When the finalizer accepts the object as an argument then it is enough to
register the function close-pseudo-stream
. Otherwise, since we can't close
over the stream, we close over the resource and open-code destroying it.
(defun open-pseudo-stream (uri)
(let* ((resource (make-resource uri))
(stream (make-instance 'pseudo-stream :resource resource)))
#+trivial-garbage ;; closes over the resource (not the stream)
(flet ((finalizer () (destroy-resource resource)))
(set-finalizer stream #'finalizer))
#+another-garbage ;; doesn't close over anything
(set-finalizer stream #'close-pseudo-stream)
stream))
Story closed, the problem is fixed. It is late friday afternoon, so we eagerly push the commit to the production system and leave home with a warm feeling of fulfilled duty. Two hours later all hell breaks loose and the system fails. The problem is the following function:
(defun run-client (stream)
(assert (pseudo-stream-open-p stream))
(loop for message = (read-message stream)
do (process-message message)
until (eql message :server-closed-connection)
finally (close-pseudo-stream stream)))
The resource is released twice! The first time when the function run-client
closes the stream and the second time when the stream is finalized. A fix for
this issue depends on the finalization strategy:
#+trivial-garbage ;; just remove the reference
(defun close-pseudo-stream (stream)
(setf (resource stream) nil))
#+another-garbage ;; remove the reference and destroy the resource
(defun close-pseudo-stream (stream)
(when-let ((resource (resource steram)))
(setf (resource stream) nil)
(destroy-resource resource)))
With this closing the stream doesn't interfere with the finalization. Hurray! Hopefully nobody noticed, it was late friday afternoon after all. This little incident tought us to never push the code before testing it.
We build the application from scratch, test it a little and... it doesn't work.
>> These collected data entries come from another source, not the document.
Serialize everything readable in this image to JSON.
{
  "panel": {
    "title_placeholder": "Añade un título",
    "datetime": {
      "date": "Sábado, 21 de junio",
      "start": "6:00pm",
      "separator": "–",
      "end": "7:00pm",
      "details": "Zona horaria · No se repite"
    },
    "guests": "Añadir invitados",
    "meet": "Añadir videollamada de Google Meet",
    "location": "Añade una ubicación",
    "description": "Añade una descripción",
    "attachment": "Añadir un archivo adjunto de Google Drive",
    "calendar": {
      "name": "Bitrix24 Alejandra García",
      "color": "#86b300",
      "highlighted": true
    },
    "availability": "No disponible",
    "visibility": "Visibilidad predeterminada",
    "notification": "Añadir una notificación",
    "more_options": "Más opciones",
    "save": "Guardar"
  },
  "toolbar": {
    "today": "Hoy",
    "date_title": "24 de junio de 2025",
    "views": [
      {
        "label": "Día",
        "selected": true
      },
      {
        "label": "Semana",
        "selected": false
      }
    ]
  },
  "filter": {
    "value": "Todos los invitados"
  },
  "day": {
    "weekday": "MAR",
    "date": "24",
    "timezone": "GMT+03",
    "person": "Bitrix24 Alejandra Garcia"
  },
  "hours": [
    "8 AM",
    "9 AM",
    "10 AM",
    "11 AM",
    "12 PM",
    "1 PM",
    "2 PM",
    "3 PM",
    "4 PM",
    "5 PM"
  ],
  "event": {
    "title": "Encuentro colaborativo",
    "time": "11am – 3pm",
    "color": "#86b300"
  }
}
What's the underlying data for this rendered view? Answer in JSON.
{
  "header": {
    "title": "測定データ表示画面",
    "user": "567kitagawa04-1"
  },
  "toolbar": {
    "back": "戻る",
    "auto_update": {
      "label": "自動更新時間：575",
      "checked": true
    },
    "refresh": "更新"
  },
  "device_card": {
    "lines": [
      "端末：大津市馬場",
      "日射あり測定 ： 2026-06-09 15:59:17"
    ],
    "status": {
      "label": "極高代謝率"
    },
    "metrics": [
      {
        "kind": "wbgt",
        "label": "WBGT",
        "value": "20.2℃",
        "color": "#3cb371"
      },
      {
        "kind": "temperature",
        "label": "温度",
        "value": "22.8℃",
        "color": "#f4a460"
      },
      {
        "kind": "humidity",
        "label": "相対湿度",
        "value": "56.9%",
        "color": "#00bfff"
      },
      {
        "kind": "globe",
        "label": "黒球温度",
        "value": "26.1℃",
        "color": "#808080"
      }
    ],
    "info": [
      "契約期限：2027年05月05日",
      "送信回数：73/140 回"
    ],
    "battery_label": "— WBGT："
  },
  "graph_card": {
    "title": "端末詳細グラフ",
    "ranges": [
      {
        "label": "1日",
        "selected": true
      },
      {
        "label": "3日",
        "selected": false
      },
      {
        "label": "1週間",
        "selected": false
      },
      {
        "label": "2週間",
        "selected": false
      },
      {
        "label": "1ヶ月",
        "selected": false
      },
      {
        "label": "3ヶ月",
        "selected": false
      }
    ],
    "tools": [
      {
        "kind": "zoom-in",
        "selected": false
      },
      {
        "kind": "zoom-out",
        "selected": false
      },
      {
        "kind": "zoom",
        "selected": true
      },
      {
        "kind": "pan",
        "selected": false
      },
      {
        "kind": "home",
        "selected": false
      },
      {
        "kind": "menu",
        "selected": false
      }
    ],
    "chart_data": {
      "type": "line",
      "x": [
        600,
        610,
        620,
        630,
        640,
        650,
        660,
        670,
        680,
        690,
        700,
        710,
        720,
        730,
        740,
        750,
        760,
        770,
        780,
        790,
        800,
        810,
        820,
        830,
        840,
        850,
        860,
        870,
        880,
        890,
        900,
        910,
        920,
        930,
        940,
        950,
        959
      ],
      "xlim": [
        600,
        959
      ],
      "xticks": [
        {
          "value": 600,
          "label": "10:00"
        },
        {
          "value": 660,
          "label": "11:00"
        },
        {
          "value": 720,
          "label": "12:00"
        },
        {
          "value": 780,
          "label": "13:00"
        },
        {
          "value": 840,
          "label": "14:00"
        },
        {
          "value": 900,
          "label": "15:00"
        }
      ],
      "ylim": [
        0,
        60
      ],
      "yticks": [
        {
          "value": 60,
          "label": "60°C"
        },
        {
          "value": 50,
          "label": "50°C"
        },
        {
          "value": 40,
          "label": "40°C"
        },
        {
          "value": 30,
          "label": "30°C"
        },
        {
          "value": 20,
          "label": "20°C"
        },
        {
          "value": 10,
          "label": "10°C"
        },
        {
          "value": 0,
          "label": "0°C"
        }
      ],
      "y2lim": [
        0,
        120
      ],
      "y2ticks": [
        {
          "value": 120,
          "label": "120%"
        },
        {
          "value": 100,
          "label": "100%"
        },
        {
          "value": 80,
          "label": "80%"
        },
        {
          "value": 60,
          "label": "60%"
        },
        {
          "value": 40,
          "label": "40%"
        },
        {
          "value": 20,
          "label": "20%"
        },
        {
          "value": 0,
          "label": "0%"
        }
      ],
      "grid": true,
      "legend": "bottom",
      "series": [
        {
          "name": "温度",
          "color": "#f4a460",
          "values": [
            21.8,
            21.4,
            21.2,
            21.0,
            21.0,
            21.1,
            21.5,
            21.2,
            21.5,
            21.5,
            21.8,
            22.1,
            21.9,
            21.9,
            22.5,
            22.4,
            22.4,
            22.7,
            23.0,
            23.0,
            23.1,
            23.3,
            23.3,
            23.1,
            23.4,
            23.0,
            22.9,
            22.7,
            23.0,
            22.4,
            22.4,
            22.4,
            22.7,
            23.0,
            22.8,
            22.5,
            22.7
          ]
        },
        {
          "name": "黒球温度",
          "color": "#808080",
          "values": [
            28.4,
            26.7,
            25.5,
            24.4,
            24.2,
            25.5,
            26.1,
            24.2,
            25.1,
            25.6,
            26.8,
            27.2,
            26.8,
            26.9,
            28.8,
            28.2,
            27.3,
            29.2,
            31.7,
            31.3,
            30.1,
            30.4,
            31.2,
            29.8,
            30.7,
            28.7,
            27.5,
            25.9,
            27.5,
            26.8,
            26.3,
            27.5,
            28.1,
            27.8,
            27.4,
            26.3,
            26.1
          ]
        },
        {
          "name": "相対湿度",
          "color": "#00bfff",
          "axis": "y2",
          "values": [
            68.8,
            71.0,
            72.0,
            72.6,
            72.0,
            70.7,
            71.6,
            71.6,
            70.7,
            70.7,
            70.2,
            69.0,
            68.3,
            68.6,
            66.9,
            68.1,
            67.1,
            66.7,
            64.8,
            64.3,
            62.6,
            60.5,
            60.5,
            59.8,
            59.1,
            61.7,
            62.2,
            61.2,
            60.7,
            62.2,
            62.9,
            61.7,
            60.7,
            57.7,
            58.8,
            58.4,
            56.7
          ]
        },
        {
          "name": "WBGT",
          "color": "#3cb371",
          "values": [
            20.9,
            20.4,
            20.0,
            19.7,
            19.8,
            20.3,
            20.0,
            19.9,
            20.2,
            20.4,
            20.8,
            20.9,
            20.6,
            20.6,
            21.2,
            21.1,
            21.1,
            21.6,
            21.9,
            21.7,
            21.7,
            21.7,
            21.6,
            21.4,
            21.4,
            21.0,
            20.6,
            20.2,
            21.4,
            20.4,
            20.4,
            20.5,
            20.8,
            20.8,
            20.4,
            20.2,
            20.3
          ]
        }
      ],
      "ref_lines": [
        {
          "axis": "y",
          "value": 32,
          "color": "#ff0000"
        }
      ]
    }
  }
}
After some investigation we find the culpirt - the function creates a new stream with the same resource and closes it.
(defun invoke-like-a-good-citizen-with-pseudo-stream (original-stream fn)
(let* ((resource (resource original-stream))
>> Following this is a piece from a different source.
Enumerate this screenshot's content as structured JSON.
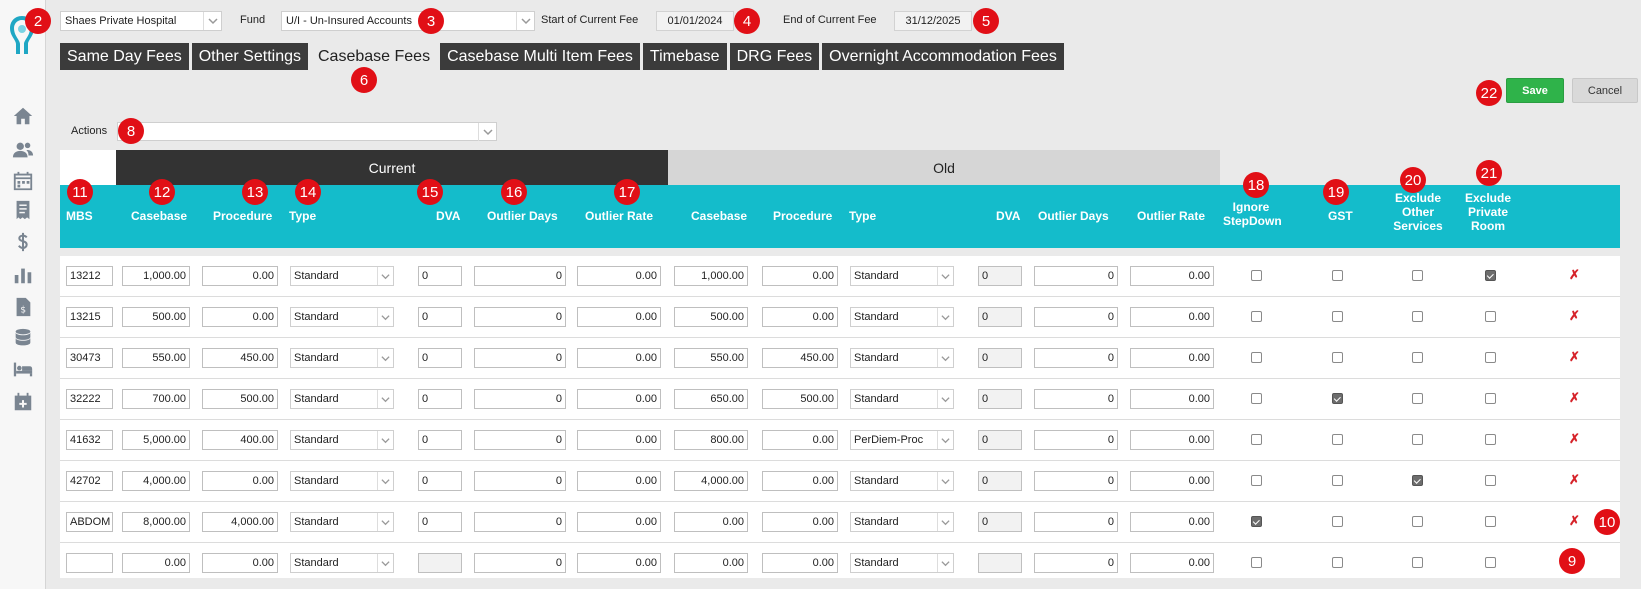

(new-stream (make-instance 'pseudo-stream :resource resource)))
(unwind-protect (funcall fn new-stream)
(close-pseudo-stream new-stream))))
Thanks to our previous provisions closing the stream doesn't collide with finalization however the resource is destroyed for each finalized stream because it is shared between distinct instances.
When the finalizer accepts the collected object as an argument then the solution is easy because all we need is to finalize the resource instead of the pseudo stream (and honestly we should do it from the start!):
#+another-garbage
(defun open-pseudo-stream (uri)
(let* ((resource (make-resource uri))
(stream (make-instance 'pseudo-stream :resource resource)))
(set-finalizer resource #'destroy-resource)
stream))
#+another-garbage
(defun close-pseudo-stream (stream)
(setf (resource stream) nil))
When the finalizer doesnt't accept the object we need to do the trick and finalize a shared pointer instead of a verbatim resource. This has a downside that we need to always unwrap it when used.
#+trivial-garbage
(defun open-pseudo-stream (uri)
(let* ((resource (make-resource uri))
(wrapped (list resource))
(stream (make-instance 'pseudo-stream :resource wrapped)))
(flet ((finalize () (destroy-resource resource)))
(set-finalizer wrapped #'finalize)
stream))
#+trivial-garbage
(defun close-pseudo-stream (stream)
(setf (resource stream) nil))
When writing this post I've got too enthusiastic and dramatized a little about the production systems but it is a fact, that I've proposed a fix similar to the first finalization attempt in this post and when it got merged it broke the production system. That didn't last long though because the older build was deployed almost immedietely. Cheers!